Though the memory sub system has more bandwidth and RAM.
So in cases the 7950x is memory bounded the M2 might not.
So usually it is better think on Apple’s CPU is the context of significant and enablers.
Mainly since their GPU memory is shared with CPU which means they can do things which require high memory (They are very attractive to those who do inference with large models).
I have the M2 Max (The top tier configuration of the Max).
I doesn’t seem like it currently does. I wonder how feasible it is, given that the sparse routines in Accelerator are probably(?) not in one-to-one correspondence with SuiteSparse’s
I hadn’t given it much thought until I saw this thread, but the speedup from using Accelerate over OpenBLAS can hardly be overstated! Maybe that was clear to everyone but me
Simple benchmark: matmul on dense 1000x1000 Float32 matrices yields a whooping speedup of ~4x for me (with 4 BLAS threads). Granted, I tried it on a “meager” M1 (not Pro, Max or Ultra), so it might be less pronounced on the beefier SOCs.
Still, pretty great for a drop-in replacement.
Or frustrating, because Apple is, from what I learned today, pretty tight-lipped about their “secret ingredient”, which is a FMA accelerator unit in the Silicon chips dubbed Apple Matrix Coprocessor (AMX). Apple does not disclose how to use it, and officially makes it only accessible through the Accelerate framework. It’s been reverse engineered though.
In my case, I am using M1 Max instead of the Ultra. I can say that it is beating a huge Xeon server easily when performing complex satellite simulations. In this case, we does not have much room to make parallelizations, which would be better for the Xeon (64 cores).
Given that the M2 I am using cost a fraction of the price of the Xeon server, IMHO, the M-arch computers from Apple are the best platforms to perform those kind of computations.
Yes, it is! The Xeon of course is much more capable, but its performance for those simulations are way behind. I think the M1 Max completes one scenario in 40% less time. Hence, the relative cost of the M1 would still be better even if I selected a lower end Xeon which will likely have worse performance than the current one.

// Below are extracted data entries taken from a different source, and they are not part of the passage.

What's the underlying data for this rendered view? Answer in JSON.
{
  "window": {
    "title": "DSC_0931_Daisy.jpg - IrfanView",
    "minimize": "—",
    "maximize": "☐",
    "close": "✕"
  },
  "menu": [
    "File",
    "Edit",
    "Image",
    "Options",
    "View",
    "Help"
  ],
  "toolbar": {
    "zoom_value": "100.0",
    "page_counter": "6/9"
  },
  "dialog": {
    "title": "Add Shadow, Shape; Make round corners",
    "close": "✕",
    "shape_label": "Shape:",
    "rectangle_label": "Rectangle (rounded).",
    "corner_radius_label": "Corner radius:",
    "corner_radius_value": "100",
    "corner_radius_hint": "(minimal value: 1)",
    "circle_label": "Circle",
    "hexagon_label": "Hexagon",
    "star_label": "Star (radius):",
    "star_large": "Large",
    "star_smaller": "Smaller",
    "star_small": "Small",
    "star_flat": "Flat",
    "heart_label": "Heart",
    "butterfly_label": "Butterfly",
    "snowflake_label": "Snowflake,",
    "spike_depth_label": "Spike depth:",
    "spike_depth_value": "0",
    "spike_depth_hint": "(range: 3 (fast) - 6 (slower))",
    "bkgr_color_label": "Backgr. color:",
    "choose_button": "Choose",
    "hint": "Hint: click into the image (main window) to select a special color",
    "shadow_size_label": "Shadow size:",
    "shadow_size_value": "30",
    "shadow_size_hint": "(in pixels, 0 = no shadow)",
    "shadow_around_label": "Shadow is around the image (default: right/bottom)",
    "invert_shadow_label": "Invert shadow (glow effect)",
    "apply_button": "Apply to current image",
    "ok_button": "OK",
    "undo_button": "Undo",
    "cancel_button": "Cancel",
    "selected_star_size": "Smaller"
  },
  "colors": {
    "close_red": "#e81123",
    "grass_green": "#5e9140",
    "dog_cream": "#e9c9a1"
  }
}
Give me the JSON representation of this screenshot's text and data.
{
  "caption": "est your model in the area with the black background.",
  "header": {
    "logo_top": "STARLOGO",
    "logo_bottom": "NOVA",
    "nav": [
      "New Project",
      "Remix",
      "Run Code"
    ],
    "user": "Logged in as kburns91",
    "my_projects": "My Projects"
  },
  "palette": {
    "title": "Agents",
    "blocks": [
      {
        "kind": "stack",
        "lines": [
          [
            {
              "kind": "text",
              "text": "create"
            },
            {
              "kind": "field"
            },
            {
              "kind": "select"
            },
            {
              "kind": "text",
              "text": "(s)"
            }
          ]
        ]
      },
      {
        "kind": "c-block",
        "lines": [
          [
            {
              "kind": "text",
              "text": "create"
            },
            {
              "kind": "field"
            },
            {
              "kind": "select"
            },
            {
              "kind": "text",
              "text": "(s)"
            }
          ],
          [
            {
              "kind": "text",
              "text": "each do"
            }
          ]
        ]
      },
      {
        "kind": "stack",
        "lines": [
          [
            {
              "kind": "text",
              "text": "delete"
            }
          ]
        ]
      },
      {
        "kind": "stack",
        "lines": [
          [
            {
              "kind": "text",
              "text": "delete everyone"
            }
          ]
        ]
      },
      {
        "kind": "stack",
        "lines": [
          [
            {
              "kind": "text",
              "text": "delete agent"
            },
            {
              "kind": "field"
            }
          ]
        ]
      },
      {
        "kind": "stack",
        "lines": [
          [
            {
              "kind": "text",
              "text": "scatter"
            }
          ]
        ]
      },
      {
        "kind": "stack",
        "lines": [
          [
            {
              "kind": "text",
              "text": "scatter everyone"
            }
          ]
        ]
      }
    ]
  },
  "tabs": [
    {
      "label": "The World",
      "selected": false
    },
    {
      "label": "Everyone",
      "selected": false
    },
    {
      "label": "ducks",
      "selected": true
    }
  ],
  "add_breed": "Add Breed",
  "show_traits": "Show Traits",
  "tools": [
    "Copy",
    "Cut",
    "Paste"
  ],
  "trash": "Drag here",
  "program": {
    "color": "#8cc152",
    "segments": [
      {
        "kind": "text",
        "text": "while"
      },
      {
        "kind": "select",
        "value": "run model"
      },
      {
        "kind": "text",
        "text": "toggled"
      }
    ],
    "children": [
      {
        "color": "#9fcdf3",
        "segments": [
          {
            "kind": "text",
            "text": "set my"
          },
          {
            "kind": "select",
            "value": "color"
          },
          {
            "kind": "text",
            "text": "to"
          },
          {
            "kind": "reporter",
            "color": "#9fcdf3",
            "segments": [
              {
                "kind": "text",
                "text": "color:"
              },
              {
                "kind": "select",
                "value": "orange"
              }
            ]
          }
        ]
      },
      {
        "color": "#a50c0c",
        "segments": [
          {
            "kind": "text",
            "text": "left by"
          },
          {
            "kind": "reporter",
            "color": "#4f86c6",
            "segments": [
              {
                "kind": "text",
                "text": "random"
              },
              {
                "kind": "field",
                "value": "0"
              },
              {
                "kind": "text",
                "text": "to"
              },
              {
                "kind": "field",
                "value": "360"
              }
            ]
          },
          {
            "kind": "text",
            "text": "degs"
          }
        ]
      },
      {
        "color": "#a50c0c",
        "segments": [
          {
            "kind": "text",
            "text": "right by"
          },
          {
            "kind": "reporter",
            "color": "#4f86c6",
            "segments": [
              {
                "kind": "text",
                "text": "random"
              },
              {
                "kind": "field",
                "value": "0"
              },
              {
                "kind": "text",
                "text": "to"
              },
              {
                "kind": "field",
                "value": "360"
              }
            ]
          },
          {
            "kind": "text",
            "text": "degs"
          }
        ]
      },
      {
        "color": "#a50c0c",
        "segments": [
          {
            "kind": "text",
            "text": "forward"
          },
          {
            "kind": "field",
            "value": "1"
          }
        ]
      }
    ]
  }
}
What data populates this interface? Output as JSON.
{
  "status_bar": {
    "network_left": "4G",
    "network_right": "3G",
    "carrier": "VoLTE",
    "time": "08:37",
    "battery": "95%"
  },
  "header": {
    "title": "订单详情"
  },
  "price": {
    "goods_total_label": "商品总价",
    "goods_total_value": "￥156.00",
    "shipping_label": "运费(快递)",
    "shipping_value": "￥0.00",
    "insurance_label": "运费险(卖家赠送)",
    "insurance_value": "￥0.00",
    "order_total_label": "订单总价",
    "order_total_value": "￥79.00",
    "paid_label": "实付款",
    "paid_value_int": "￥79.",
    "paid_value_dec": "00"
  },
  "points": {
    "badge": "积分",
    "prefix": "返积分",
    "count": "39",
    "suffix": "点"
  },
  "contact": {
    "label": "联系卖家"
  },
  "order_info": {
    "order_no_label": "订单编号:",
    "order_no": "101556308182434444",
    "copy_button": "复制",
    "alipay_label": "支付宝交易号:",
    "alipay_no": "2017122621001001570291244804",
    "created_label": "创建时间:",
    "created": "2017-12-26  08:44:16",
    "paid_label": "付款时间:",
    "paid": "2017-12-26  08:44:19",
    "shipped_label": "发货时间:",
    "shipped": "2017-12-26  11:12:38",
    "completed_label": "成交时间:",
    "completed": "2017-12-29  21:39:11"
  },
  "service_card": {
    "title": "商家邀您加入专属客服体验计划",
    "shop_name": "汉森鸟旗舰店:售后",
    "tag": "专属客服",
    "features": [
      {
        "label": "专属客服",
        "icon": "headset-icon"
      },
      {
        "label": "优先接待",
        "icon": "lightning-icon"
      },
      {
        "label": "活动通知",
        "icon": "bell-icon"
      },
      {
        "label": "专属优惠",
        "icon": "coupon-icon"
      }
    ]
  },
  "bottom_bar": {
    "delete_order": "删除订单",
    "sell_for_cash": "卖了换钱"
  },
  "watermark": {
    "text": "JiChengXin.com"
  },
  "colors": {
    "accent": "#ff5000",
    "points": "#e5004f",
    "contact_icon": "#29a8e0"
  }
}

Sorry to jump into this conversation, we are currently looking for a workstation/server to run similations in a 7-10 researchers environment (julia but also a lot of R and a few python and matlab).
Why nobody names the AMD Threadripper CPUs? Looking at benchmarks it seems the best single thread (that for many custom program remains important) while not having the 128GB ram limitation of desktop cores and still a lot of cores…
I have just acquired a workstation with an AMD Ryzen 9 7950X 16-Core Processor, 4501 Mhz, 128 GB DDR5, cache 1, 16, 64 MB. It is very snappy. My colleague has now purchased a M2 Ultra (it hasn’t arrived yet, so I cannot run comparisons myself).
One of the main differences is the max memory bandwidth. For you CPU, Google says ~73 GB/s, which is decent, but nowhere near the 800 GB/s you get with M2 Ultra. And sparse matrix multiplication, which is at the heart of solving PDEs, is memory bandwidth-limited.